Composer Dani Howard talks about her new trombone concerto

A return to the Thoroughly Good Classical Music Podcast for composer Dani Howard who I met up with at the Royal Liverpool Philharmonic Orchestra premiere of her new trombone concerto written for Peter Moore. Dani was clearly very excited by the impending premiere (we met in the hotel opposite the hall before the concert). The episode is a great example of why I love making the podcast – it is an opportunity to benefit from other people’s energy. The trombone concerto was premiere in June 2021 and has since been performed by the London Symphony Orchestra and Ulster Orchestra.


Tenor Nicky Spence and Help Musicians UK CEO James Ainscough

Tenor Nicky Spence has cropped up in all sorts of places this year, supporting Blackheath Community Opera, appearing on Orchestra of the Swan’s brilliant Labyrinth 2021 album release. In September he was made an ambassador for Help Musicians UK. Both Spence and HMUK CEO James Ainscough reflected on the impact the pandemic has had on musicians across the UK, and the way in which the charity has responded.

Clarinettist Andreas Ottensamer

Clarinettist Andreas Ottensamer and I met in an unexpectedly uncomfortable dressing room at Dubai Opera. Ottensamer was appearing in the InClassica Music Festival. Signed to DG, principal in the Berlin Philharmonic, and ridiculously cool, meeting Ottensamer was a bit of a treat (given that I’m a clarinettist), not least because it was my birthday. Ottensamer also made his UK conducting debut with the Bournemouth Symphony Orchestra earlier this year.
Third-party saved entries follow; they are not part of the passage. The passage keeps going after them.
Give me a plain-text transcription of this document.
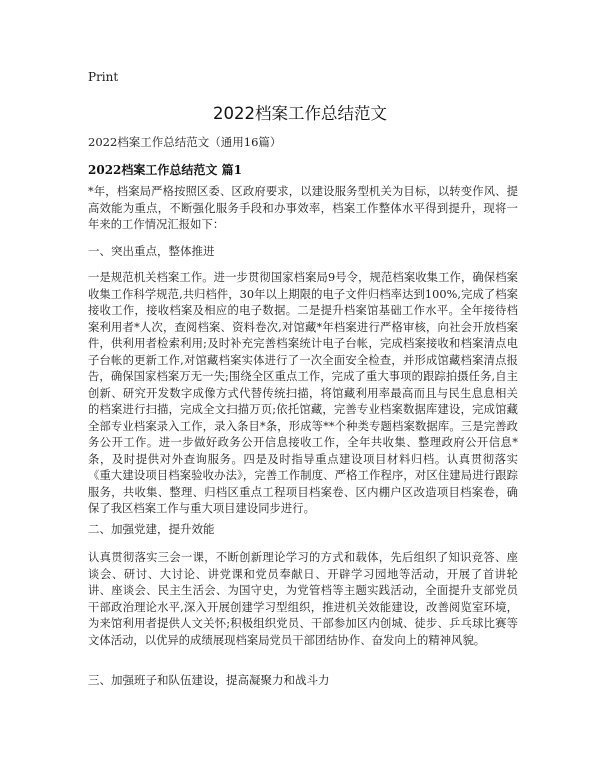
Print
2022档案工作总结范文
2022档案工作总结范文（通用16篇）
2022档案工作总结范文 篇1
*年，档案局严格按照区委、区政府要求，以建设服务型机关为目标，以转变作风、提高效能为重点，不断强化服务手段和办事效率，档案工作整体水平得到提升，现将一年来的工作情况汇报如下：
一、突出重点，整体推进
一是规范机关档案工作。进一步贯彻国家档案局9号令，规范档案收集工作，确保档案收集工作科学规范,共归档件，30年以上期限的电子文件归档率达到100%,完成了档案接收工作，接收档案及相应的电子数据。二是提升档案馆基础工作水平。全年接待档案利用者*人次，查阅档案、资料卷次,对馆藏*年档案进行严格审核，向社会开放档案件，供利用者检索利用;及时补充完善档案统计电子台帐，完成档案接收和档案清点电子台帐的更新工作,对馆藏档案实体进行了一次全面安全检查，并形成馆藏档案清点报告，确保国家档案万无一失;围绕全区重点工作，完成了重大事项的跟踪拍摄任务,自主创新、研究开发数字成像方式代替传统扫描，将馆藏利用率最高而且与民生息息相关的档案进行扫描，完成全文扫描万页;依托馆藏，完善专业档案数据库建设，完成馆藏全部专业档案录入工作，录入条目*条，形成等**个种类专题档案数据库。三是完善政务公开工作。进一步做好政务公开信息接收工作，全年共收集、整理政府公开信息*条，及时提供对外查询服务。四是及时指导重点建设项目材料归档。认真贯彻落实《重大建设项目档案验收办法》，完善工作制度、严格工作程序，对区住建局进行跟踪服务，共收集、整理、归档区重点工程项目档案卷、区内棚户区改造项目档案卷，确保了我区档案工作与重大项目建设同步进行。
二、加强党建，提升效能
认真贯彻落实三会一课，不断创新理论学习的方式和载体，先后组织了知识竞答、座谈会、研讨、大讨论、讲党课和党员奉献日、开辟学习园地等活动，开展了首讲轮讲、座谈会、民主生活会、为国守史，为党管档等主题实践活动，全面提升支部党员干部政治理论水平,深入开展创建学习型组织，推进机关效能建设，改善阅览室环境，为来馆利用者提供人文关怀;积极组织党员、干部参加区内创城、徒步、乒乓球比赛等文体活动，以优异的成绩展现档案局党员干部团结协作、奋发向上的精神风貌。
三、加强班子和队伍建设，提高凝聚力和战斗力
Pianist Clare Hammond on playing to prisoners

Pianist Clare Hammond was scheduled to play at the Aldeburgh Festival in 2021, though she will appear in the 2022 Festival. She and I met on Zoom to talk about her work bringing classical music to prisoners.


Music in Care Homes

The interviews in this podcast were actually recorded on June 14th 2021 soon after care homes were opened up to visitors, and specifically in this case to visiting musicians. This episode is a case of returning to basic principles, witnessing the impact that music has on individuals in the same physical space, something that is vital for the mental health of care home residents. Thanks to the team at Live Music Now for arranging access to Priscilla Wakeford House in North London.


Horn player Ben Goldscheider

This interview was recorded at the Lammermuir Festival in Scotland where I got to hear stunning performances from pianist Jeremy Denk and members of the Kaleidoscope Chamber Ensemble, of which horn player Ben Goldscheider is a member. In this profile interview, Golscheider reflects on his journey to playing the horn, and the influence of horn player Dennis Brain. Ben speaks with tremendous maturity and stillness throughout the interview which listening back today I still find compelling.


Tom Poster and Elena Urioste’s Jukebox Album

A short episode to finish off this selection spotlighting Tom Poster and Elena Urioste’s joyous lockdown project now immortalised in high-quality audio. Their Jukebox started off as the two musicians releasing music videos every day during lockdown in the US. As the requests flooded in for bespoke arrangements for piano and violin, so the range of music widened. The project is a digital content strategist’s dreamy kind of case study of what works, how it works and what you need to make any future idea fly on the internet.


Thanks to everyone who has participated in the Thoroughly Good Classical Music Podcast this year.